We spent most of Sunday looking at houses. We found one we kind of liked but the yard was rather small, then we went over to a new subdivision in Avery Ranch Parkside and found a floor plan we just loved, but it was way too much money for not enough house. Finally, yesterday we found a house we both love. 3 car garage, 4 bedrooms, a game room, granite counters/stainless kitchen, wood floors... and in a neighbourhood we wouldn't mind living in. We put in an offer. We don't expect they'll take it, but it's a good starting point. The house is beautiful! As we were looking out of the game room we saw about 15 deer in the field across the street. The field belongs to a catholic church - finally, a church is good for something - providing me with a nice field to look at while I'm in my game room!
Cross your fingers that they take our offer!

Our house is now on the market! Somebody is going to fall in love with our beautiful wood floors and awesome floorplan here. Everyone send good real estate mojo our way!

Monday, February 05, 2007

It's SHOW time!

Literally. At my baby doctor visit on Friday, she measured my uterus as being now up past my navel. It's approximately the size of a large canteloupe! It's no wonder I can't breathe! My organs have moved up under my ribs and are crowding my lungs! UGH! It's times like these when you wish you lived in a one-story house.

There's no denying the gut now. Though in my defense it is smaller than most men's beer guts I've seen. Today when I looked in the mirror sideways, I couldn't help but laugh at the large egg shape protruding out front of me. It's going to get MUCH, MUCH bigger in the coming months and that is frightening! I saw a pregnant co-worker in the elevator last week who is only 2 weeks away from delivering. She looked like she was smuggling a large melon. So cute! I hope I'm even half that cute.

The kid is now at the point where he can hear. And to celebrate this milestone I gave him his own playlist on my iPod entitled "Baby music". It's all classical music. I read that babies respond to classical music because it has a similar rythem to the mother's heartbeat. It's also supposed to make them smarter. I'm not sure why, though.
Last night while I watched telly, I lay on the couch and taped my iPod headphones to my belly. I didn't notice the kid moving, but the cat was rather confused by it :-)

Saturday, February 03, 2007

Sickness in pregnancy

I have something. It started off as a sore throat, turned into a dry cough, then a (eeeeew!) wet cough, and now, finally, it's a full on snotty nose, watery eys, coughing like an old smoker, cold.
I saw the baby doctor yesterday. Brian came with me and we listened to the kid's heartbeat. It's around 150BPM now. Brian's face was a picture when he heard it. He was smiling from ear to ear at me and looking all goofy and mushy.
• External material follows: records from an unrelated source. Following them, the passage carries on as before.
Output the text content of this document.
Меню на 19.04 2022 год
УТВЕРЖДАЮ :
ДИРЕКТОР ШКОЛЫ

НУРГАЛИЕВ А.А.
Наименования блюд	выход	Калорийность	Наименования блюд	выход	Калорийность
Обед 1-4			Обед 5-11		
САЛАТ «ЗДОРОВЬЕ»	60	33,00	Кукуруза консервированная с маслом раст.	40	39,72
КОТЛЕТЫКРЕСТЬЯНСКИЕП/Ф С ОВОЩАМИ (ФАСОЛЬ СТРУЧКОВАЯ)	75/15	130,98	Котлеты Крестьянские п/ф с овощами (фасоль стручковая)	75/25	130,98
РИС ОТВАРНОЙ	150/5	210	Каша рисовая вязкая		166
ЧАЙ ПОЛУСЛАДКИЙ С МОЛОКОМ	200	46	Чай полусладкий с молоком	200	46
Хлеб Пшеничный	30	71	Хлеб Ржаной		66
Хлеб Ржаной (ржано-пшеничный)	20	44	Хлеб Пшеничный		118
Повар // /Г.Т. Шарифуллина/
My blood pressure is quite low, which I'm told is normal for this part of the pregnancy. The result is a delightful headrush every time I stand up, though.
The doctor gave me a list of things to take to manage my nasty cold symptoms that are pregnancy-safe. Unfortunately, none of them are very effective.

Brian's getting even more excited about his impending fatherhood now. He's been reading the book "What to expect the first year", just so that he can help me out and be knowledgeable when the kid arrives. I am so impressed with his initiative. Other things I'm impressed with are his commitment to keeping his dirty clothes off the floor and the bathtub, keeping his laundry basket from overflowing, and putting his shoes away. We're getting ready to put our house for sale, so that means we have to be extra neat and tidy so that people coming to view our house see the real beauty of it, rather than all of our stuff. It's funny how when you get your house ready to sell, and make it perfect for prospective buyers, you actually like it more. Almost enough to want to stay in it. Almost.